Sophie Breyer
Comédienne au cœur de la Ruche
Cela faisait plusieurs fois qu’on l’apercevait à la table de terrasses de son quartier, en train de pianoter sur son ordinateur. C’est que Sophie Breyer affectionne la « vie de terrasses », particulièrement développée à Liège, sa ville d’origine, dit-elle. On s’est dit que c’était l’occasion de papoter ciné avec l’étoile montante du jeune cinéma belge, et notamment de son dernier film à l’affiche, La Ruche de Christophe Hermans.
Comment se fait-il que tu n’aies pas fait de formation poussée comme comédienne ?
Ce n’est pas arrivé clairement. Je voulais tester. Je faisais des cours de théâtre. Une fois, quelqu’un a ramené une caméra et on a fait des exercices. Et j’ai voulu pousser l’expérience. Cela démarre plus d’une curiosité, d’une envie, que d’une idée super limpide, super claire.
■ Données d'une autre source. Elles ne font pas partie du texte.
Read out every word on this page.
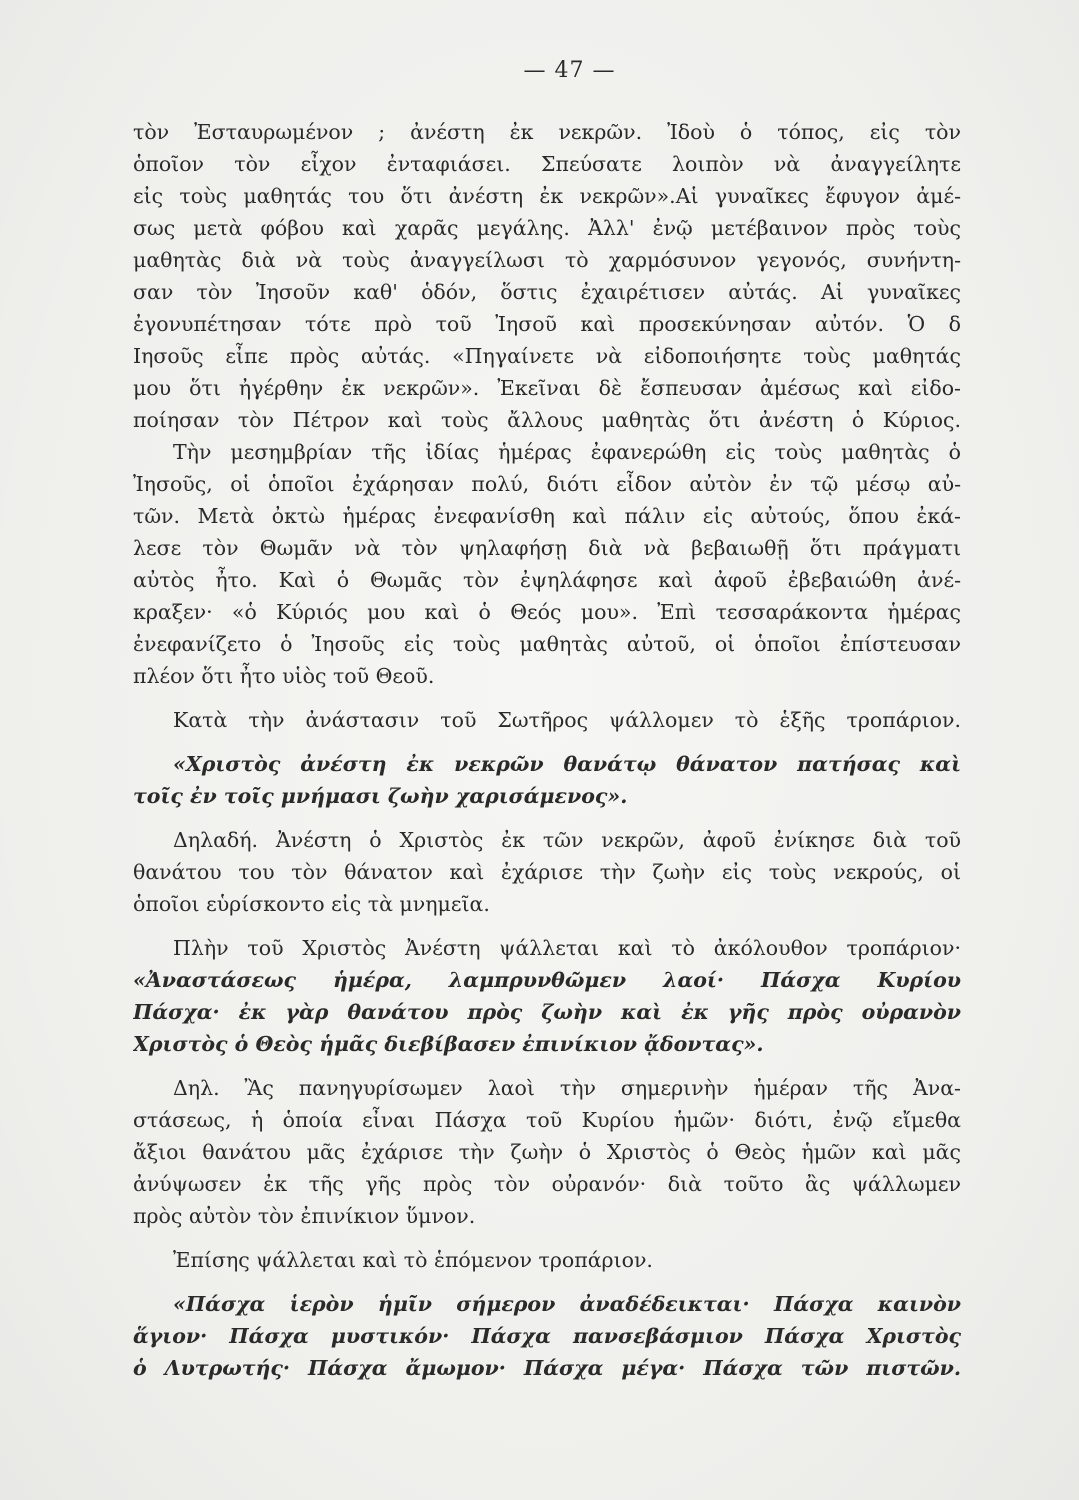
— 47 —
τὸν Ἐσταυρωμένον ; ἀνέστη ἐκ νεκρῶν. Ἰδοὺ ὁ τόπος, εἰς τὸν
ὁποῖον τὸν εἶχον ἐνταφιάσει. Σπεύσατε λοιπὸν νὰ ἀναγγείλητε
εἰς τοὺς μαθητάς του ὅτι ἀνέστη ἐκ νεκρῶν».Αἱ γυναῖκες ἔφυγον ἀμέ-
σως μετὰ φόβου καὶ χαρᾶς μεγάλης. Ἀλλ' ἐνῷ μετέβαινον πρὸς τοὺς
μαθητὰς διὰ νὰ τοὺς ἀναγγείλωσι τὸ χαρμόσυνον γεγονός, συνήντη-
σαν τὸν Ἰησοῦν καθ' ὁδόν, ὅστις ἐχαιρέτισεν αὐτάς. Αἱ γυναῖκες
ἐγονυπέτησαν τότε πρὸ τοῦ Ἰησοῦ καὶ προσεκύνησαν αὐτόν. Ὁ δ
Ιησοῦς εἶπε πρὸς αὐτάς. «Πηγαίνετε νὰ εἰδοποιήσητε τοὺς μαθητάς
μου ὅτι ἠγέρθην ἐκ νεκρῶν». Ἐκεῖναι δὲ ἔσπευσαν ἀμέσως καὶ εἰδο-
ποίησαν τὸν Πέτρον καὶ τοὺς ἄλλους μαθητὰς ὅτι ἀνέστη ὁ Κύριος.
Τὴν μεσημβρίαν τῆς ἰδίας ἡμέρας ἐφανερώθη εἰς τοὺς μαθητὰς ὁ
Ἰησοῦς, οἱ ὁποῖοι ἐχάρησαν πολύ, διότι εἶδον αὐτὸν ἐν τῷ μέσῳ αὐ-
τῶν. Μετὰ ὀκτὼ ἡμέρας ἐνεφανίσθη καὶ πάλιν εἰς αὐτούς, ὅπου ἐκά-
λεσε τὸν Θωμᾶν νὰ τὸν ψηλαφήσῃ διὰ νὰ βεβαιωθῇ ὅτι πράγματι
αὐτὸς ἦτο. Καὶ ὁ Θωμᾶς τὸν ἐψηλάφησε καὶ ἀφοῦ ἐβεβαιώθη ἀνέ-
κραξεν· «ὁ Κύριός μου καὶ ὁ Θεός μου». Ἐπὶ τεσσαράκοντα ἡμέρας
ἐνεφανίζετο ὁ Ἰησοῦς εἰς τοὺς μαθητὰς αὐτοῦ, οἱ ὁποῖοι ἐπίστευσαν
πλέον ὅτι ἦτο υἱὸς τοῦ Θεοῦ.
Κατὰ τὴν ἀνάστασιν τοῦ Σωτῆρος ψάλλομεν τὸ ἑξῆς τροπάριον.
«Χριστὸς ἀνέστη ἐκ νεκρῶν θανάτῳ θάνατον πατήσας καὶ
τοῖς ἐν τοῖς μνήμασι ζωὴν χαρισάμενος».
Δηλαδή. Ἀνέστη ὁ Χριστὸς ἐκ τῶν νεκρῶν, ἀφοῦ ἐνίκησε διὰ τοῦ
θανάτου του τὸν θάνατον καὶ ἐχάρισε τὴν ζωὴν εἰς τοὺς νεκρούς, οἱ
ὁποῖοι εὑρίσκοντο εἰς τὰ μνημεῖα.
Πλὴν τοῦ Χριστὸς Ἀνέστη ψάλλεται καὶ τὸ ἀκόλουθον τροπάριον·
«Ἀναστάσεως ἡμέρα, λαμπρυνθῶμεν λαοί· Πάσχα Κυρίου
Πάσχα· ἐκ γὰρ θανάτου πρὸς ζωὴν καὶ ἐκ γῆς πρὸς οὐρανὸν
Χριστὸς ὁ Θεὸς ἡμᾶς διεβίβασεν ἐπινίκιον ᾄδοντας».
Δηλ. Ἂς πανηγυρίσωμεν λαοὶ τὴν σημερινὴν ἡμέραν τῆς Ἀνα-
στάσεως, ἡ ὁποία εἶναι Πάσχα τοῦ Κυρίου ἡμῶν· διότι, ἐνῷ εἴμεθα
ἄξιοι θανάτου μᾶς ἐχάρισε τὴν ζωὴν ὁ Χριστὸς ὁ Θεὸς ἡμῶν καὶ μᾶς
ἀνύψωσεν ἐκ τῆς γῆς πρὸς τὸν οὐρανόν· διὰ τοῦτο ἂς ψάλλωμεν
πρὸς αὐτὸν τὸν ἐπινίκιον ὕμνον.
Ἐπίσης ψάλλεται καὶ τὸ ἑπόμενον τροπάριον.
«Πάσχα ἱερὸν ἡμῖν σήμερον ἀναδέδεικται· Πάσχα καινὸν
ἅγιον· Πάσχα μυστικόν· Πάσχα πανσεβάσμιον Πάσχα Χριστὸς
ὁ Λυτρωτής· Πάσχα ἄμωμον· Πάσχα μέγα· Πάσχα τῶν πιστῶν.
J’ai fait du théâtre comme on prend des cours de sport. J’ai été attirée par le fait de découvrir comment jouer devant une caméra, mais après j’ai continué mes études universitaires. Le cinéma, ce sont des expériences qui se sont mises en parallèle de mes études. Et ces expériences-là sont soit devenues plus fréquentes, soit plus conséquentes en termes de projets. Il y a eu pas mal de courts-métrages qui m’ont permis d’expérimenter beaucoup de choses, puis c’est parti sur des séries. Et le fait que cela se développe sur du temps plus long, cela devient une possibilité de métier, qui n’était pas consciente à l’origine. Jusqu’il y a peu, ce n’était toujours pas très clair. J’adore jouer, j’adore tourner, c’est mon boulot là maintenant ; et en même temps j’ai envie de faire d’autres choses sur le côté. En tout cas, ne pas attendre qu’on te désire pour un projet, trouver l’entre-deux, nourrir tous les à-côtés. Cela passe par de la conception de projets, de la médiation dans les écoles, par d’autres choses à la fois en lien et à la fois à côté, de la création, des ateliers.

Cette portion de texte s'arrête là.